Normal vectors and tangent planes

Question

Could you check my work please? Let me know if it's right or wrong.

We have the level surface $$f(x, y, z) = xyz -6$$

The normal vector is equal to the gradient, so at the point $(a, b, c)$ $$\nabla f = \langle f_x, f_y, f_z \rangle$$

$$\:\:\:\:\:\:\:=(yz, xz, xy)$$

$$\:\:\:\:\:\:\:\:\:\:\:\:\:\:\:\:\:\:\:\:\:=bc \: \vec{i} + ac \: \vec{j} + ab \: \vec{k}$$

The tangent plane is

$$ F_x(x_0, y_0, z_0)(x - x_0) + F_y(x_0, y_0, z_0)(y - y_0) + F_z(x_0, y_0, z_0)(z - z_0) = 0 $$

At the point $(a, b, c)$

$$ bc (x - a) + ac(y - b) + ab(z - c) = 0 $$

$$ bcx+acy+abz = 3abc $$

Answer 1

Your gradient vector is wrong.
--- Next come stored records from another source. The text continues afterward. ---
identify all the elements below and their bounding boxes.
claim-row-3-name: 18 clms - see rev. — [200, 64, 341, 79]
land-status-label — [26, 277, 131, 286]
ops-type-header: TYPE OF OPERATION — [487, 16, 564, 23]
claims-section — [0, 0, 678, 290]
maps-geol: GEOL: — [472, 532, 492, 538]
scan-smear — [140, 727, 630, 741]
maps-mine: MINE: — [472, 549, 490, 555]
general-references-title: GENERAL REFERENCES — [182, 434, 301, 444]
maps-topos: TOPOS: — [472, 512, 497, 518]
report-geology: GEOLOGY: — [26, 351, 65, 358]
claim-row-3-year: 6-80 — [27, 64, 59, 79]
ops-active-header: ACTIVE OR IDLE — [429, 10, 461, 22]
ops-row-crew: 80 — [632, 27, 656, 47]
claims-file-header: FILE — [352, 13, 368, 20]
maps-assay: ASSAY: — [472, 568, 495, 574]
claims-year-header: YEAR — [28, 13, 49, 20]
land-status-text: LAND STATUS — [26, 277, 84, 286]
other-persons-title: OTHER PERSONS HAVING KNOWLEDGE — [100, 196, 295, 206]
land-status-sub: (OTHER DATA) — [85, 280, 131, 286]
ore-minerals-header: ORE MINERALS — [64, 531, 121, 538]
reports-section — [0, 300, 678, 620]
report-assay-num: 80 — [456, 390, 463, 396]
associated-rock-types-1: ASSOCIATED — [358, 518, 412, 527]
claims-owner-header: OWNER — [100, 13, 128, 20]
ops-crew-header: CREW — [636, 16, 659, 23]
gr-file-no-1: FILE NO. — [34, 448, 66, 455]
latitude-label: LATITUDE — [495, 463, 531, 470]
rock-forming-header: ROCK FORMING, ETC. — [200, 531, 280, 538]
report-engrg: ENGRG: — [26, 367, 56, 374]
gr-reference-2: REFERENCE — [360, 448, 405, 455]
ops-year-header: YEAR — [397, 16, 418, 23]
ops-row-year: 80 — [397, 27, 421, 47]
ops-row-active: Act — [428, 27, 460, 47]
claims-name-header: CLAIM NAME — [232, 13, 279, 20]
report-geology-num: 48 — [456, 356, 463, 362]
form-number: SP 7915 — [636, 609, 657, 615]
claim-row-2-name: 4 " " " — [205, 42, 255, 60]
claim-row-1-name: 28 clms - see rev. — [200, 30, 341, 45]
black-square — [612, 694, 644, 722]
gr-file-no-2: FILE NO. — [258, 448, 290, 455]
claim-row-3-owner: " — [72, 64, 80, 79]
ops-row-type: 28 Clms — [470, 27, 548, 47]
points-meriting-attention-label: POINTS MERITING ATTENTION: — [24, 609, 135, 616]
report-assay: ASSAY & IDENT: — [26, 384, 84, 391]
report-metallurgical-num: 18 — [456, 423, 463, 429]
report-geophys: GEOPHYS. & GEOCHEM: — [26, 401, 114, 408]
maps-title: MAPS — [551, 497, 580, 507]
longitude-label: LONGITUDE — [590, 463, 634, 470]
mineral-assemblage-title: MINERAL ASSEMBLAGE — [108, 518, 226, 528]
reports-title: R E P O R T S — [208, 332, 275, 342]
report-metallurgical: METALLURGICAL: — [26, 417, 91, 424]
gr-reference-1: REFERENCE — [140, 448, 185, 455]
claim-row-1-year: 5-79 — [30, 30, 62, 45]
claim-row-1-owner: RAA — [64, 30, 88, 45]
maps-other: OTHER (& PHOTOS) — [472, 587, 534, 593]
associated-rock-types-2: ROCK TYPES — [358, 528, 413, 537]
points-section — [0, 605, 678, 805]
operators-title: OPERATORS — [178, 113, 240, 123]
You have to directly input the values of the vector $(a,b,c)$ as $x,y,z$, respectively. So the proper value of $\nabla f = (yz,xz,xy)$ should be $(bc,ac,ab)$, besides that, everything seems ok.

Answer 2

Right now, I believe your solution is correct. Every time you do this kind of question, just do the gradient first and then plug it into the formula of tangent plane at a point, then you will get the correct answer.